FICC Department of China Galaxy Securities Valuates Financial Assets and Builds Trading and Hedging Strategies
“Investments in fixed income, currency, and commodities require large amounts of quantitative analysis. MATLAB supports us with highly efficient development tools for the valuation of financial instruments, statistical analysis of financial data, and the building and backtesting of quantitative strategies.”
Challenge
Perform large amounts of complicated quantitative analysis under time pressure
Solution
Use MATLAB and its finance toolboxes to model and develop investment strategies
Results
- Run times reduced to a couple of minutes
- Quality of work improved
- Work efficiency increased
The FICC department of China Galaxy Securities applies MATLAB in their investment strategies.

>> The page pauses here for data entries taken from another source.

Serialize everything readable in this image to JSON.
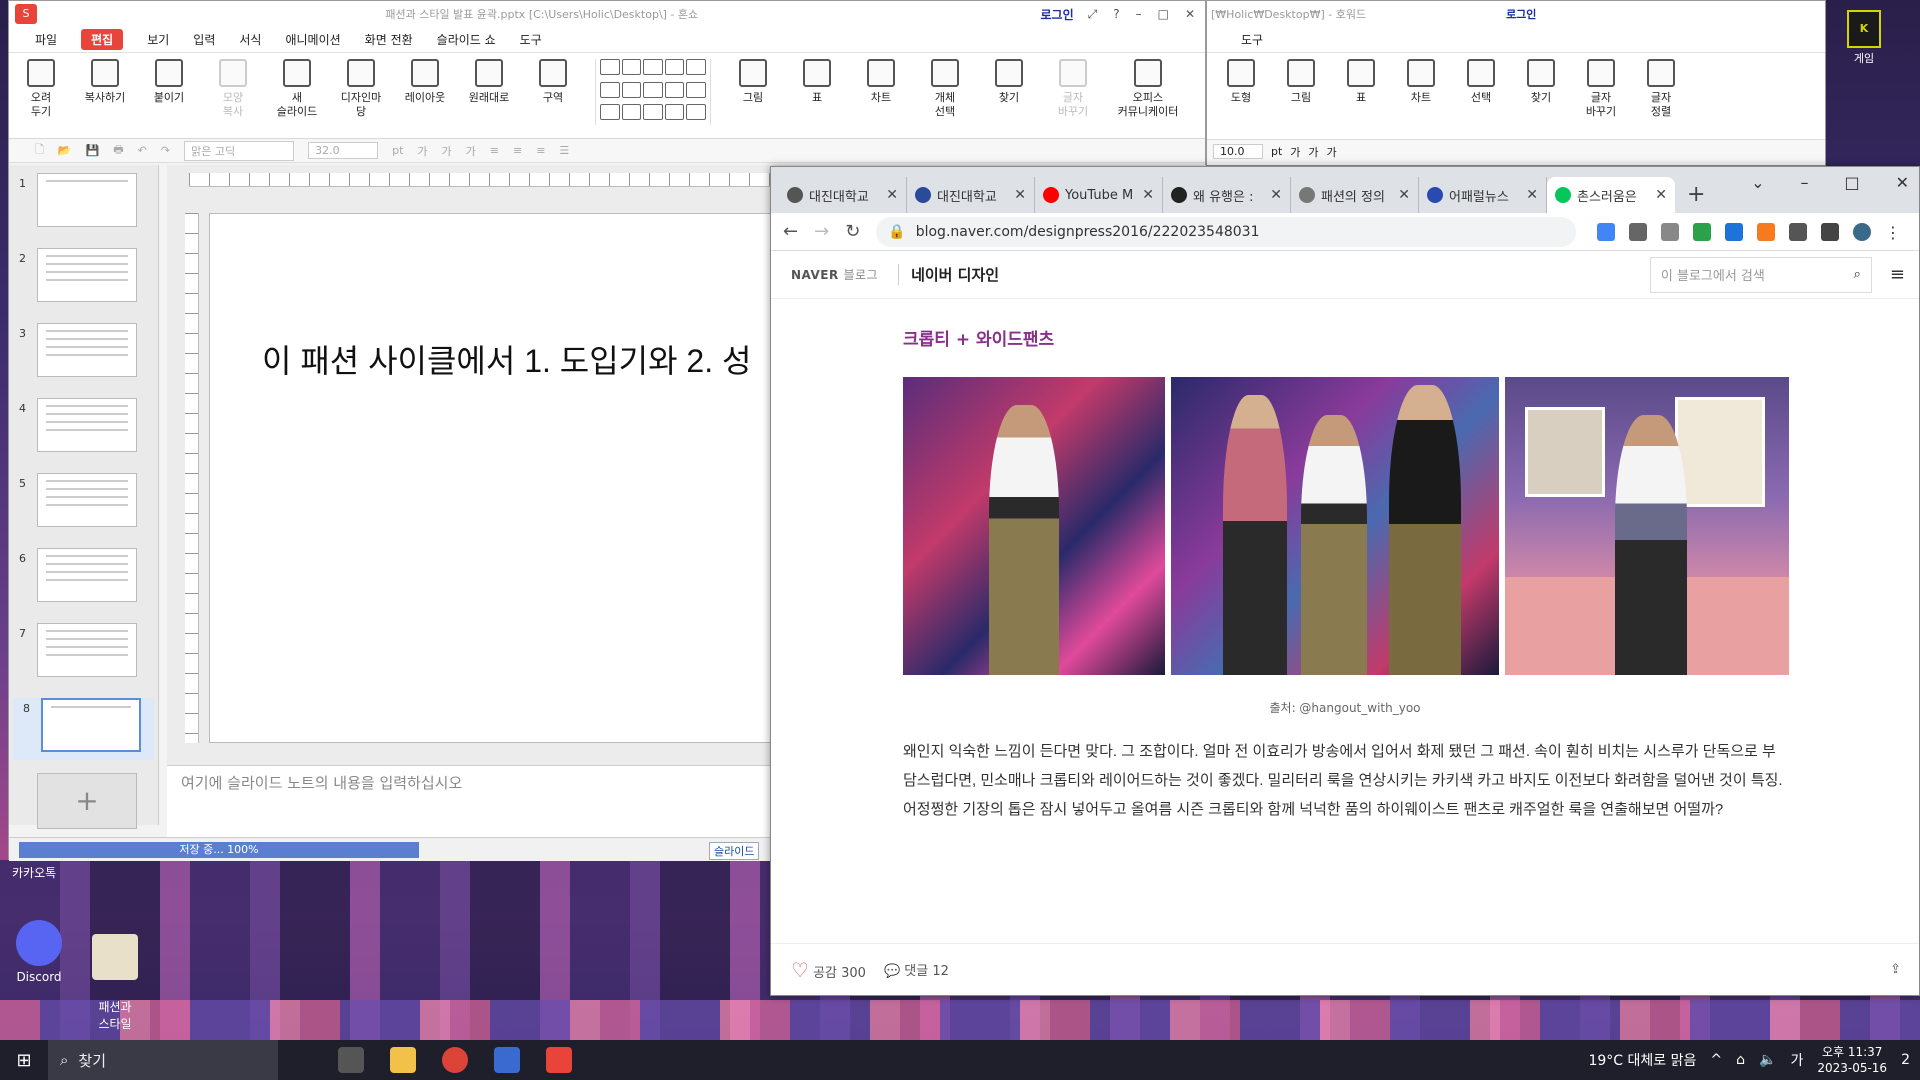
{
  "show": {
    "logo": "S",
    "title": "패션과 스타일 발표 윤곽.pptx [C:\\Users\\Holic\\Desktop\\] - 혼쇼",
    "login": "로그인",
    "menu": [
      "파일",
      "편집",
      "보기",
      "입력",
      "서식",
      "애니메이션",
      "화면 전환",
      "슬라이드 쇼",
      "도구"
    ],
    "ribbon": [
      {
        "label": "오려\n두기",
        "dim": false
      },
      {
        "label": "복사하기",
        "dim": false
      },
      {
        "label": "붙이기",
        "dim": false
      },
      {
        "label": "모양\n복사",
        "dim": true
      },
      {
        "label": "새\n슬라이드",
        "dim": false
      },
      {
        "label": "디자인마당",
        "dim": false
      },
      {
        "label": "레이아웃",
        "dim": false
      },
      {
        "label": "원래대로",
        "dim": false
      },
      {
        "label": "구역",
        "dim": false
      },
      {
        "label": "그림",
        "dim": false
      },
      {
        "label": "표",
        "dim": false
      },
      {
        "label": "차트",
        "dim": false
      },
      {
        "label": "개체\n선택",
        "dim": false
      },
      {
        "label": "찾기",
        "dim": false
      },
      {
        "label": "글자\n바꾸기",
        "dim": true
      },
      {
        "label": "오피스\n커뮤니케이터",
        "dim": false
      }
    ],
    "font_name": "맑은 고딕",
    "font_size": "32.0",
    "font_unit": "pt",
    "slide_numbers": [
      "1",
      "2",
      "3",
      "4",
      "5",
      "6",
      "7",
      "8"
    ],
    "slide_text": "이 패션 사이클에서 1. 도입기와 2. 성",
    "notes_placeholder": "여기에 슬라이드 노트의 내용을 입력하십시오",
    "progress_text": "저장 중... 100%",
    "progress_fraction": 1.0,
    "slides_tab": "슬라이드"
  },
  "hwp": {
    "title": "[₩Holic₩Desktop₩] - 호워드",
    "login": "로그인",
    "menu": [
      "도구"
    ],
    "ribbon": [
      "도형",
      "그림",
      "표",
      "차트",
      "선택",
      "찾기",
      "글자\n바꾸기",
      "글자\n정렬"
    ],
    "font_size": "10.0",
    "font_unit": "pt"
  },
  "game_icon": {
    "label": "게임"
  },
  "chrome": {
    "tabs": [
      {
        "label": "대진대학교",
        "color": "#555555"
      },
      {
        "label": "대진대학교",
        "color": "#2a4a9a"
      },
      {
        "label": "YouTube M",
        "color": "#ff0000"
      },
      {
        "label": "왜 유행은 :",
        "color": "#222222"
      },
      {
        "label": "패션의 정의",
        "color": "#777777"
      },
      {
        "label": "어패럴뉴스",
        "color": "#2a4ab0"
      },
      {
        "label": "촌스러움은",
        "color": "#03c75a"
      }
    ],
    "url": "blog.naver.com/designpress2016/222023548031"
  },
  "blog": {
    "naver_logo": "NAVER",
    "naver_blog": "블로그",
    "blog_name": "네이버 디자인",
    "search_placeholder": "이 블로그에서 검색",
    "heading": "크롭티 + 와이드팬츠",
    "caption": "출처: @hangout_with_yoo",
    "body": "왜인지 익숙한 느낌이 든다면 맞다. 그 조합이다. 얼마 전 이효리가 방송에서 입어서 화제 됐던 그 패션. 속이 훤히 비치는 시스루가 단독으로 부담스럽다면, 민소매나 크롭티와 레이어드하는 것이 좋겠다. 밀리터리 룩을 연상시키는 카키색 카고 바지도 이전보다 화려함을 덜어낸 것이 특징. 어정쩡한 기장의 톱은 잠시 넣어두고 올여름 시즌 크롭티와 함께 넉넉한 품의 하이웨이스트 팬츠로 캐주얼한 룩을 연출해보면 어떨까?",
    "like_label": "공감 300",
    "comment_label": "댓글 12"
  },
  "desktop": {
    "kakao_label": "카카오톡",
    "icons": [
      {
        "label": "Discord"
      },
      {
        "label": "패션과\n스타일"
      }
    ]
  },
  "taskbar": {
    "search_label": "찾기",
    "weather": "19°C  대체로 맑음",
    "time": "오후 11:37",
    "date": "2023-05-16",
    "notif_count": "2"
  }
}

China Galaxy Securities Co., Ltd. is a leading financial service provider publicly listed in Shanghai and Hong Kong with total assets of more than $70 billion. Its investment department manages over $14 billion in assets, mainly in the fixed-income sector, with diversified portfolios in the equity and commodities markets, as well as other bonds.
Given the accelerated pace of financial decisions and transactions in the digital age, the company needs to react quickly to market fluctuations. At the same time, investments in fixed income, currency, and commodities (FICC) today require increasingly complicated quantitative analysis. Today, the company’s FICC department uses MATLAB® to model and accelerate investment strategies.
“With the computational finance toolboxes in MATLAB, we now automate much of the quantitative data analysis that used to require manually-intensive, spreadsheet-driven processes,” says Xian Xingchi, vice president, FICC department of China Galaxy Securities.
Challenge
The FICC department needs to perform statistical analysis, establish pricing, and design trading strategies for various kinds of financial assets. This includes valuating; monitoring prices; backtesting quantitative strategies for credit default swaps, future contracts, and bonds; and visualizing the yield curve of bond products after statistical analysis.
Meanwhile, time pressure has only increased for financial services providers. They are required to react quickly to market fluctuations and update their strategies or build new ones accordingly.
Solution
The FICC department uses MATLAB and its computational finance toolboxes to automate and accelerate quantitative analysis, ensure accurate and timely documentation, and develop algorithms and strategies quickly.
For example, the company deals with thousands of interest rate swap (IRS) contracts a day. Using Datafeed Toolbox™, the FICC department retrieves multiple data sets from disparate service providers. They use the pricing and simulation libraries in Financial Toolbox™ and Financial Instruments Toolbox™ to price onshore IRS contracts denominated in Chinese yuan and derive parameters such as present value and DV01.
The company’s research teams can build and run arbitrage trading strategies in bonds and futures using advanced techniques available in Statistics and Machine Learning Toolbox™. With Parallel Computing Toolbox™, they can seamlessly scale and optimize parameter sweeps without code changes.
Results
- Run times reduced to a couple of minutes. “With MATLAB finance tools, valuation, risk management, and strategy building can be accomplished in a couple of minutes, which would be unimaginable if we were still limited to spreadsheets and manual processing,” says Mr. Xian.
- Quality of work improved. “Compared with other languages, it’s a lot easier to reduce bugs in our code with MATLAB,” says Mr. Xian. “With so many models and algorithms in the computational finance toolboxes and a user-friendly interface, we can perform and optimize parallel computation with just a few lines of code."
- Work efficiency increased. “Automation of data analysis and monitoring reduces the workload and greatly improves the efficiency in our work," says Mr. Xian.